Colorado State University in Fort Collins, Colo., will receive $748,582 in grant funding from the U.S. Environmental Protection Agency to develop a software tool to interpret biomarkers of human exposure to pesticides/insecticides.

With this grant to CSU, EPA is helping solve the mystery of the connection between measured biomarkers and chemical exposures. A biomarker is a substance, structure, or process that can be measured in biological samples, such as blood or urine, to indicate exposure, susceptibility or health effects. Examples of biomarkers include lead levels in blood or pesticide metabolite levels in urine.

These types of biomarkers indicate exposure to specific compounds. In many cases, biomarkers can be measured analytically, but it is not always clear what the levels mean in terms of how much exposure occurred or what amount of the chemical reaches a place in the body where it could possibly cause a health effect (dose).

CSU will work with Mississippi State University on this research project. This grant is one of five that EPA is awarding in response to a request for applications called “Interpretation of Biomarkers Using Physiologically Based Pharmacokinetic Modeling"

“Biomarkers can help us understand human exposure, dose and health effects and the interpretation of biomarker data can inform risk assessment,” said EPA Region 8 science advisor, Patti Tyler. "This research will help EPA scientists protect public health by improving our understanding of what measured biomarker levels mean.”

The EPA Science to Achieve Results (STAR) research grant will be used to develop a computer model that will be able to predict what biomarker levels mean in terms of human exposure and dose.
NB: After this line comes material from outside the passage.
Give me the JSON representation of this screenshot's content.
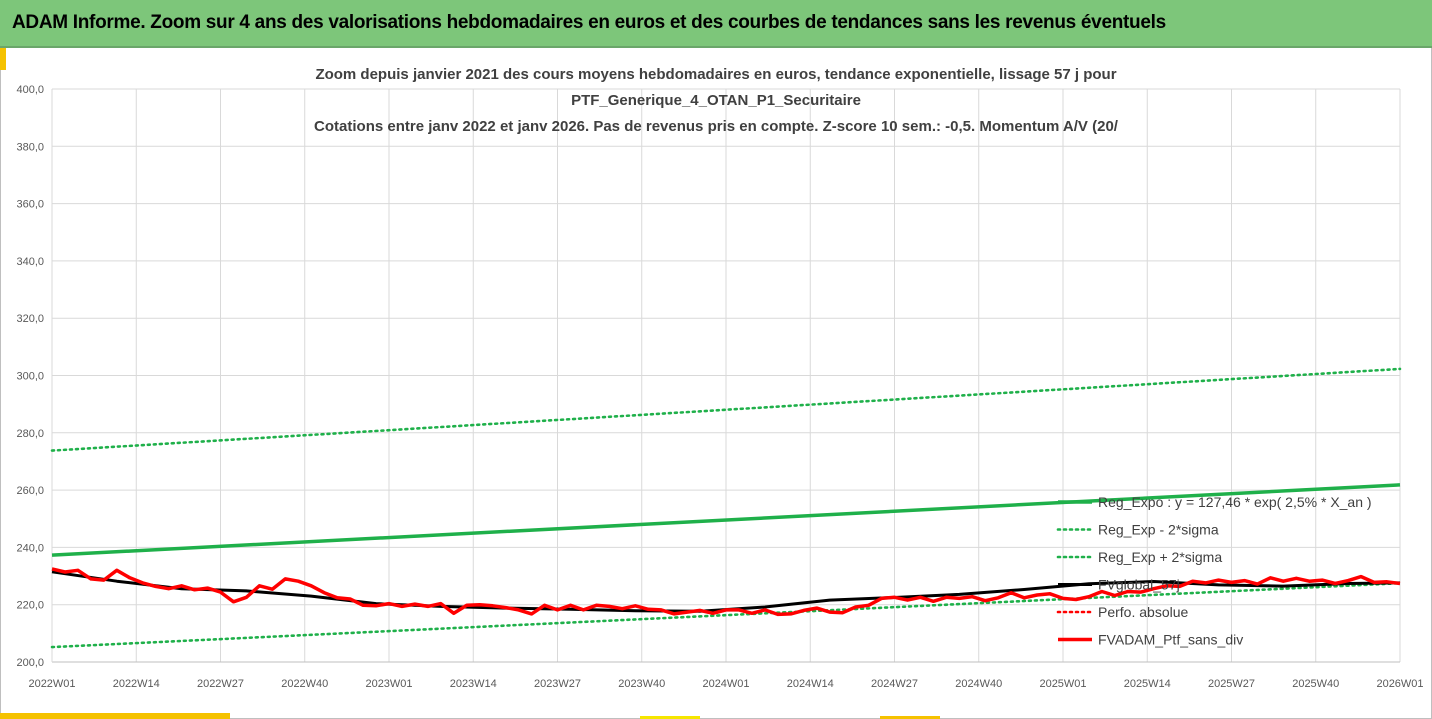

The researchers will use chlorpyrifos and diazinon, two organophosphate (OP) insecticides, as the initial test compounds. The research results will allow scientists and risk assessors to understand more about the meaning of biomarkers resulting from exposure to OP insecticides.

EPA’s STAR program funds research grants and graduate fellowships in many environmental science and engineering disciplines through a competitive solicitation process and independent peer review. The program engages the nation’s best scientists and engineers in targeted research that complements EPA’s own research programs and those of our partners in other federal agencies.